National Book Critics Circle Award Winners Announced

The National Book Critics Circle announced the recipients of its book awards for the 2015 publishing year on Thursday, March 17, at the New School in New York.

To qualify for the awards, books must be published in the United States in English (including translations).

The recipients of the National Book Critics Circle Awards for publishing year 2015 are:

  • Poetry: Ross Gay, Catalogue of Unabashed Gratitude (University of Pittsburgh Press)
  • Criticism: Maggie Nelson, The Argonauts (Graywolf)
  • Autobiography: Margo Jefferson, Negroland (Pantheon)
  • Biography: Charlotte Gordon, Romantic Outlaws: The Extraordinary Lives of Mary Wollstonecraft and Her Daughter Mary Shelley (Random House)
  • Nonfiction: Sam Quinones, Dreamland: The True Story of America’s Opiate Epidemic (Bloomsbury)
  • Fiction: Paul Beatty, The Sellout (Farrar, Straus and Giroux)
  • The John Leonard Prize (for an outstanding first book in any genre): Kirstin Valdez Quade, Night at the Fiestas (W.W. Norton)
  • The Nona Balakian Citation for Excellence in Reviewing: Carlos Lozada
  • The Ivan Sandrof Lifetime Achievement Award: Wendell Berry

The National Book Critics Circle includes more than 700 critics and editors from leading magazines and online publications providing book coverage.

Inaugural Walter Awards for Diverse YA Presented

The nonprofit We Need Diverse Books (WNDB) presented its inaugural Walter Dean Myers Award for Outstanding Children’s Literature at a ceremony on Friday, March 18, at The Jefferson Building at the Library of Congress (LOC) in Washington, D.C.

The award honors a young adult book that highlights diversity or whose authors come from diverse backgrounds. This year’s recipients are Jason Reynolds and Brendan Kiely for All American Boys (Atheneum/Caitlyn Dlouhy Books), a story told from the perspectives of a black teen who is beaten by a cop and the white teen who witnessed it.

The authors of two Walter honor books were also recognized: Kekla Magoon and Ilyasah Shabazz for X: A Novel (Candlewick Press), which follows the journey of Malcolm X as a teen, and Margarita Engle for Enchanted Air: Two Cultures, Two Wings (Atheneum Books for Young Readers) with illustrations by Edel Rodriguez, a poetic memoir about being Cuban-American at the time of the Bay of Pigs invasion.

The Walter Award was inspired by award-winning children’s book writer Walter Dean Myers, who passed away in 2014. Myers was the author of more than 100 books and a former National Ambassador for Young People’s Literature. He was also the author of a widely read 2014 op-ed in the New York Times “Where are the people of color in children’s books?”
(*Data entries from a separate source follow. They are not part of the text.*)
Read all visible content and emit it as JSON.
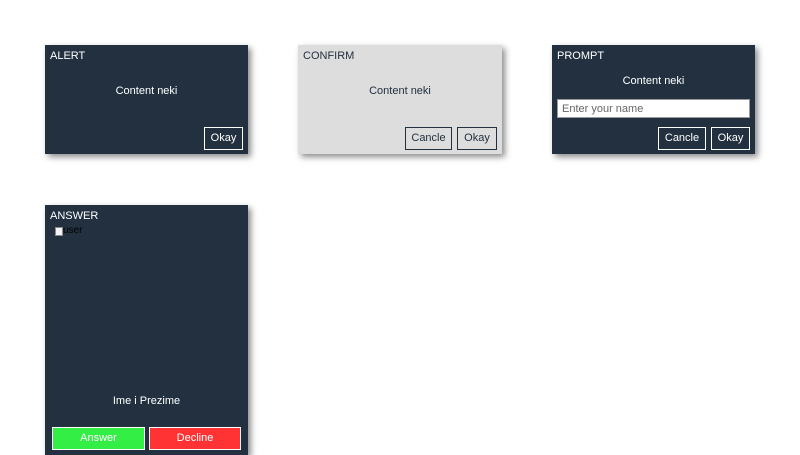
{
  "alert": {
    "title": "ALERT",
    "content": "Content neki",
    "okay_label": "Okay"
  },
  "confirm": {
    "title": "CONFIRM",
    "content": "Content neki",
    "cancel_label": "Cancle",
    "okay_label": "Okay"
  },
  "prompt": {
    "title": "PROMPT",
    "content": "Content neki",
    "input_value": "",
    "input_placeholder": "Enter your name",
    "cancel_label": "Cancle",
    "okay_label": "Okay"
  },
  "answer": {
    "title": "ANSWER",
    "image_alt": "user",
    "caller_name": "Ime i Prezime",
    "answer_label": "Answer",
    "decline_label": "Decline"
  },
  "colors": {
    "dialog_dark": "#223040",
    "dialog_light": "#dddddd",
    "answer_green": "#33ee44",
    "decline_red": "#ff3333"
  },
  "icons": {
    "caller_image": "broken-image-icon"
  }
}
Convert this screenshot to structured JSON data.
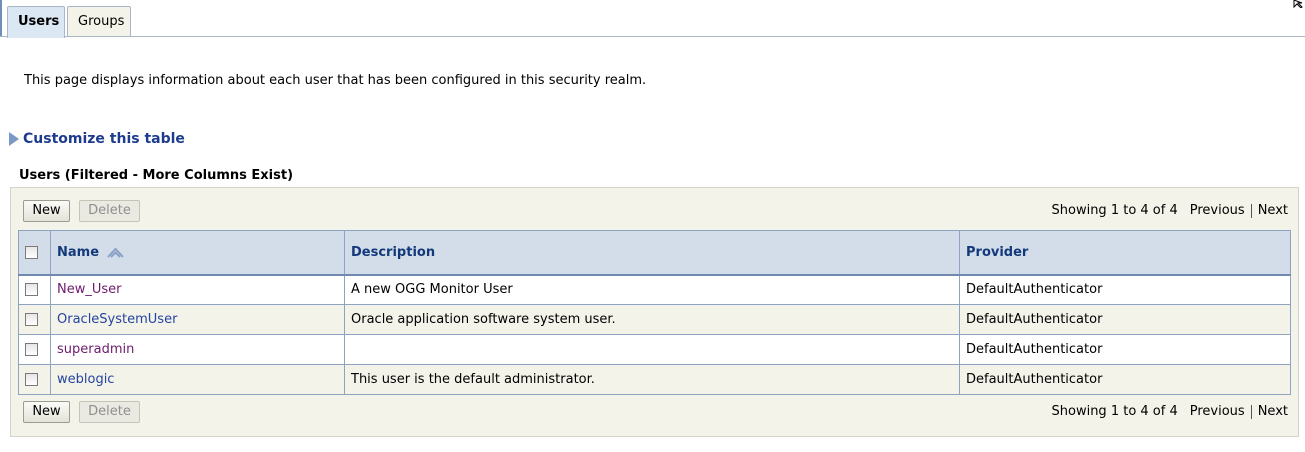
{
  "tabs": [
    {
      "label": "Users",
      "active": true
    },
    {
      "label": "Groups",
      "active": false
    }
  ],
  "description": "This page displays information about each user that has been configured in this security realm.",
  "customize_label": "Customize this table",
  "table_title": "Users (Filtered - More Columns Exist)",
  "toolbar": {
    "new_label": "New",
    "delete_label": "Delete",
    "showing": "Showing 1 to 4 of 4",
    "previous": "Previous",
    "next": "Next"
  },
  "columns": {
    "name": "Name",
    "description": "Description",
    "provider": "Provider"
  },
  "rows": [
    {
      "name": "New_User",
      "description": "A new OGG Monitor User",
      "provider": "DefaultAuthenticator"
    },
    {
      "name": "OracleSystemUser",
      "description": "Oracle application software system user.",
      "provider": "DefaultAuthenticator"
    },
    {
      "name": "superadmin",
      "description": "",
      "provider": "DefaultAuthenticator"
    },
    {
      "name": "weblogic",
      "description": "This user is the default administrator.",
      "provider": "DefaultAuthenticator"
    }
  ],
  "colors": {
    "link": "#2544a0",
    "visited_link": "#6e1c6e",
    "header_bg": "#d2dde9",
    "panel_bg": "#f4f3ea"
  },
  "icons": {
    "customize": "triangle-right-icon",
    "sort": "sort-ascending-icon",
    "checkbox": "checkbox-icon"
  }
}
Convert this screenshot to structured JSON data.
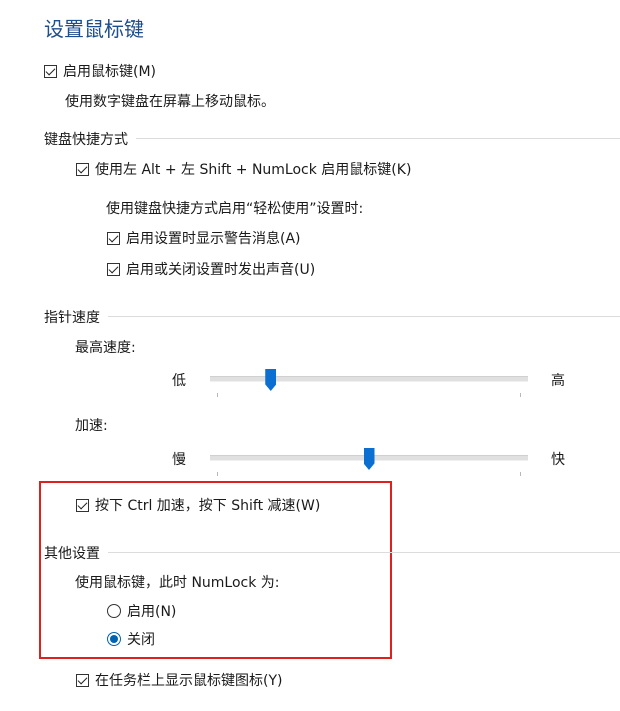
{
  "title": "设置鼠标键",
  "enable_mousekeys": {
    "label": "启用鼠标键(M)",
    "checked": true
  },
  "enable_desc": "使用数字键盘在屏幕上移动鼠标。",
  "keyboard_shortcut": {
    "heading": "键盘快捷方式",
    "shortcut_toggle": {
      "label": "使用左 Alt + 左 Shift + NumLock 启用鼠标键(K)",
      "checked": true
    },
    "sub_desc": "使用键盘快捷方式启用“轻松使用”设置时:",
    "warning": {
      "label": "启用设置时显示警告消息(A)",
      "checked": true
    },
    "sound": {
      "label": "启用或关闭设置时发出声音(U)",
      "checked": true
    }
  },
  "pointer_speed": {
    "heading": "指针速度",
    "top_speed": {
      "label": "最高速度:",
      "low": "低",
      "high": "高",
      "value": 0.18
    },
    "acceleration": {
      "label": "加速:",
      "low": "慢",
      "high": "快",
      "value": 0.5
    },
    "ctrl_shift": {
      "label": "按下 Ctrl 加速，按下 Shift 减速(W)",
      "checked": true
    }
  },
  "other": {
    "heading": "其他设置",
    "numlock_desc": "使用鼠标键，此时 NumLock 为:",
    "on": {
      "label": "启用(N)",
      "selected": false
    },
    "off": {
      "label": "关闭",
      "selected": true
    },
    "taskbar_icon": {
      "label": "在任务栏上显示鼠标键图标(Y)",
      "checked": true
    }
  },
  "colors": {
    "accent": "#0a6fd1",
    "title": "#1f4e8c",
    "highlight": "#e0201d"
  }
}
James Patterson to Launch BookShots

This summer, novelist James Patterson will introduce BookShots, a series of short, inexpensive, widely available books marketed toward people who have abandoned reading for television, video games, movies and social media, the New York Times reported.

All BookShots will cost less than $5 and, at shorter than 150 pages, can be read in a single sitting, according to Patterson. Hachette Book Group, through its Little, Brown imprint, is planning to publish 21 BookShots in 2016, including thrillers, science fiction, mysteries, and romances, and will expand the list later this year to include nonfiction, with a focus on short, newsy books on current events.

Patterson, who will write some of the books himself, write some with others, and hand pick the rest, told the New York Times that he plans release two to four books per month. The first two, out in June, are Cross Kill, a book by Patterson starring his popular recurring character Alex Cross, and Zoo II, a science-fiction thriller written by Patterson and Max DiLallo.

While BookShots will appear at first in the usual venues for commercial fiction and will be available in digital and audio versions, eventually, the Times reported, Patterson is looking to expand distribution to retail chains that don’t normally sell books, like drugstores, grocery stores, and other outlets.